Tt number abv aint any prisoner's code. That was e day i was born. 19 Sept 1988. 6.40pm @ KK hospital. U guessed it. This is e story of my life. Nearli 17 yrs had past ever since my existence here on Earth.
Was borned 2 an abv average family - The Cher. Most part of my childhood was spent wif my aunt n g-ma. Like many parents @ tt tym. My parents were @ work n often pamper me by giving me stickers.
After tt I was booted off 2 Chong Pang Childcare. Cried every single dae i was dere. E teachers dere were mean. Ey took away my slippers n til now i haven got it back. E cooker liked me thou, brought me ard Chong Pang n give me food dere. One idiotic guy tot tt it would make me feel beta by kissin me cheeks everyday.
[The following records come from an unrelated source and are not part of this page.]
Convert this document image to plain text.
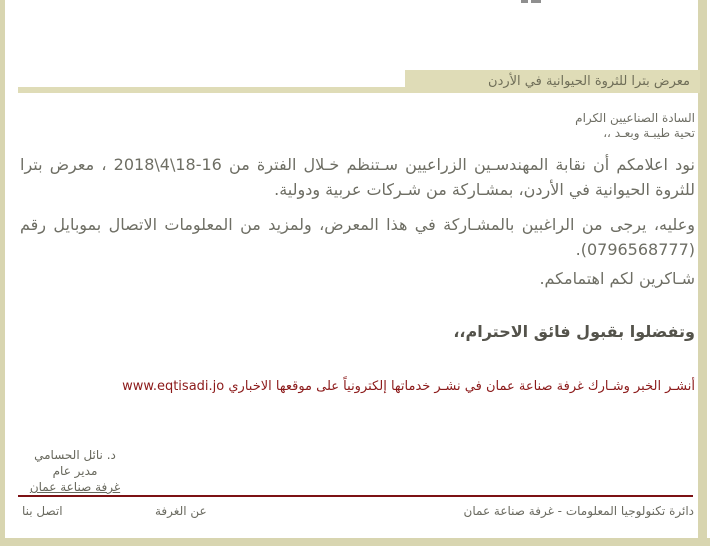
معرض بترا للثروة الحيوانية في الأردن

السادة الصناعيين الكرام

تحية طيبـة وبعـد ،،

نود اعلامكم أن نقابة المهندسـين الزراعيين سـتنظم خـلال الفترة من 16‏-‏18\4\2018 ، معرض بترا للثروة الحيوانية في الأردن، بمشـاركة من شـركات عربية ودولية.

وعليه، يرجى من الراغبين بالمشـاركة في هذا المعرض، ولمزيد من المعلومات الاتصال بموبايل رقم (0796568777).

شـاكرين لكم اهتمامكم.

وتفضلوا بقبول فائق الاحترام،،

أنشـر الخبر وشـارك غرفة صناعة عمان في نشـر خدماتها إلكترونياً على موقعها الاخباري www.eqtisadi.jo

د. نائل الحسامي
مدير عام
غرفة صناعة عمان
اتصل بنا	عن الغرفة	دائرة تكنولوجيا المعلومات - غرفة صناعة عمان
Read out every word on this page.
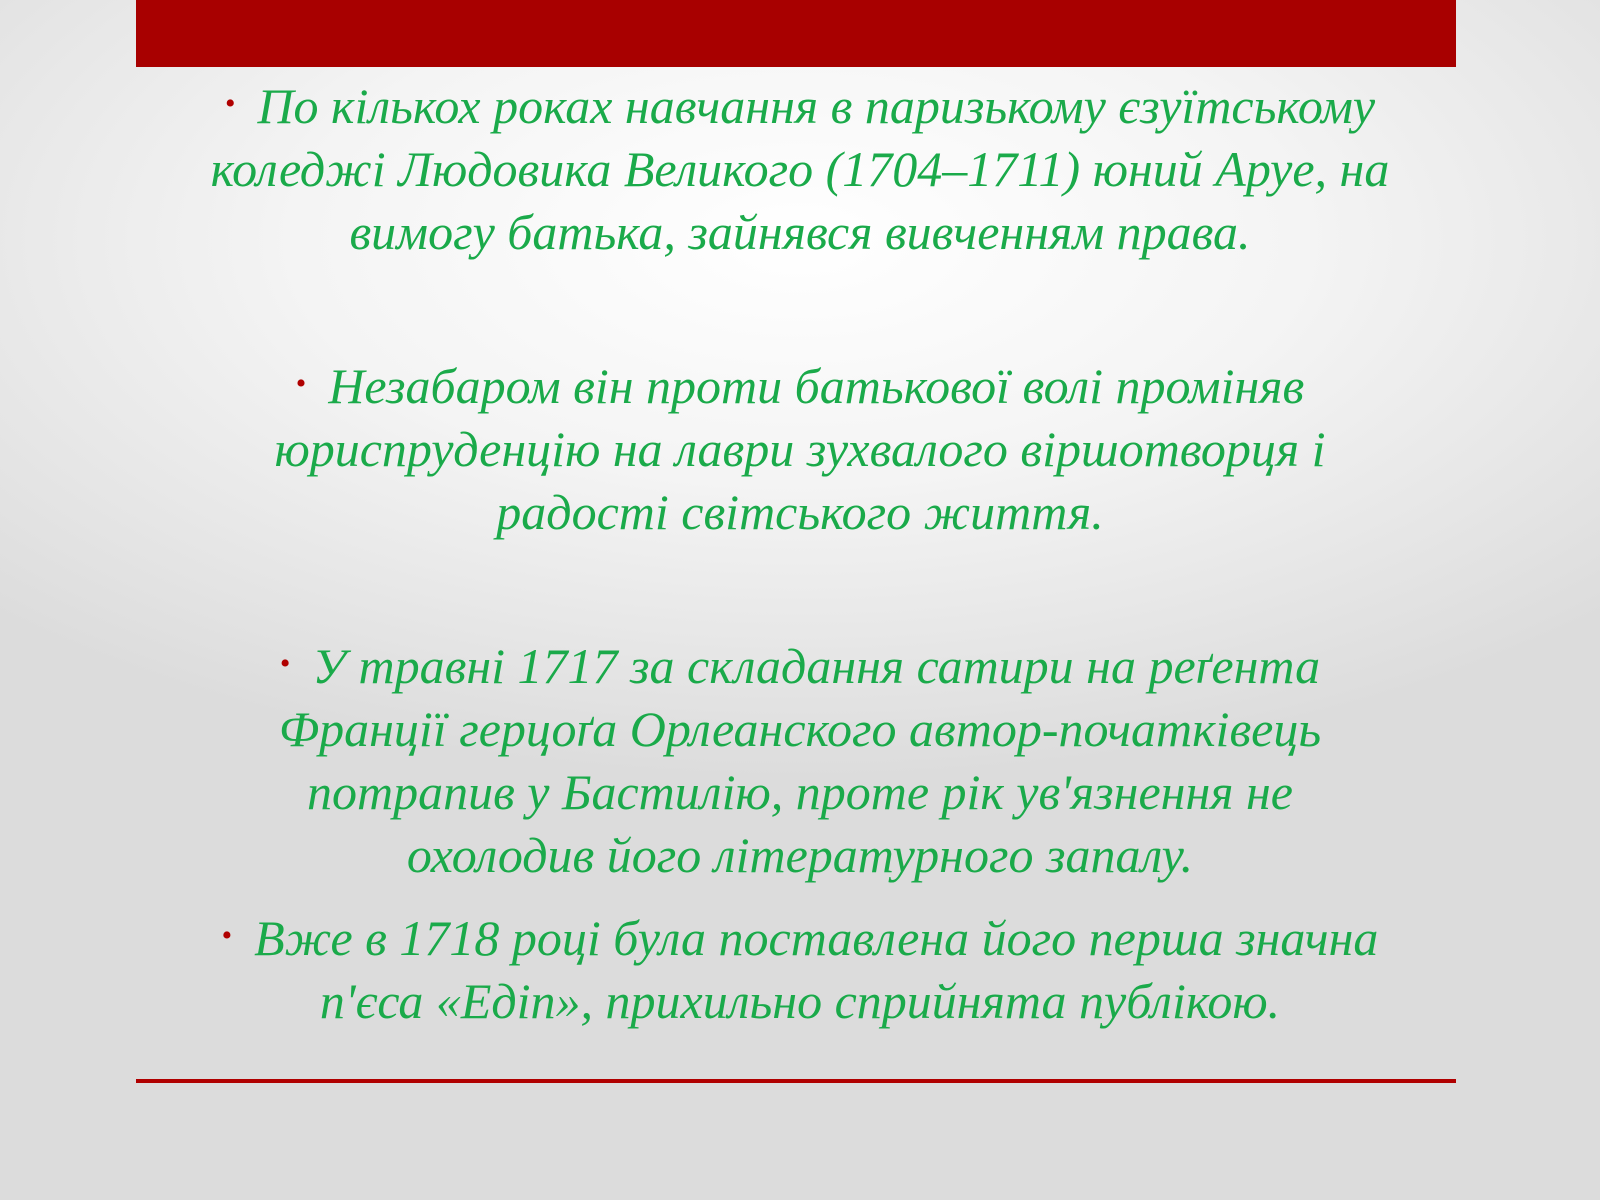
• По кількох роках навчання в паризькому єзуїтському коледжі Людовика Великого (1704–1711) юний Аруе, на вимогу батька, зайнявся вивченням права.
• Незабаром він проти батькової волі проміняв юриспруденцію на лаври зухвалого віршотворця і радості світського життя.
• У травні 1717 за складання сатири на реґента Франції герцоґа Орлеанского автор-початківець потрапив у Бастилію, проте рік ув'язнення не охолодив його літературного запалу.
• Вже в 1718 році була поставлена його перша значна п'єса «Едіп», прихильно сприйнята публікою.
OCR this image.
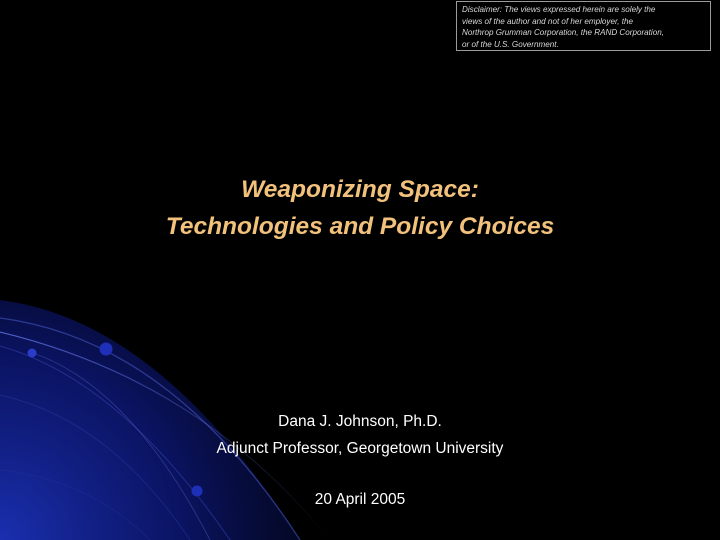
Disclaimer: The views expressed herein are solely the
views of the author and not of her employer, the
Northrop Grumman Corporation, the RAND Corporation,
or of the U.S. Government.
Weaponizing Space:
Technologies and Policy Choices
Dana J. Johnson, Ph.D.
Adjunct Professor, Georgetown University
20 April 2005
Haha felt violated? I wasnt tt sure now.
Not long after my sis was borned. I din c much of her since she was under e care of another aunt. Due to her being pampered, she wasnt tt willing 2 share her tings wif me. Seeds of hatred grew wenever we were 2gh since we often got into a fight. One of e more memorable one was she stomped on my foot. My poor kindergarden teacher had 2 carry me ard.
1995. Pri 1. Was enrolled 2 a new school - Ahmad Ibrahim Pri. Basically meant tt i was a pioneer student dere. 1H, 2/7, 3/9, 4/9, 5/1, 6/7 . Meet a few interesting teachers while i was dere. Mr Chia haha hus thighs we joked abt tt we can eat for 2 mths. Mr Ngo a damn terrifyin tr whom parents complained. Mr Ong til now we stil kip in contact. Went 2 his hse last Christmas n had a hell of a tym =)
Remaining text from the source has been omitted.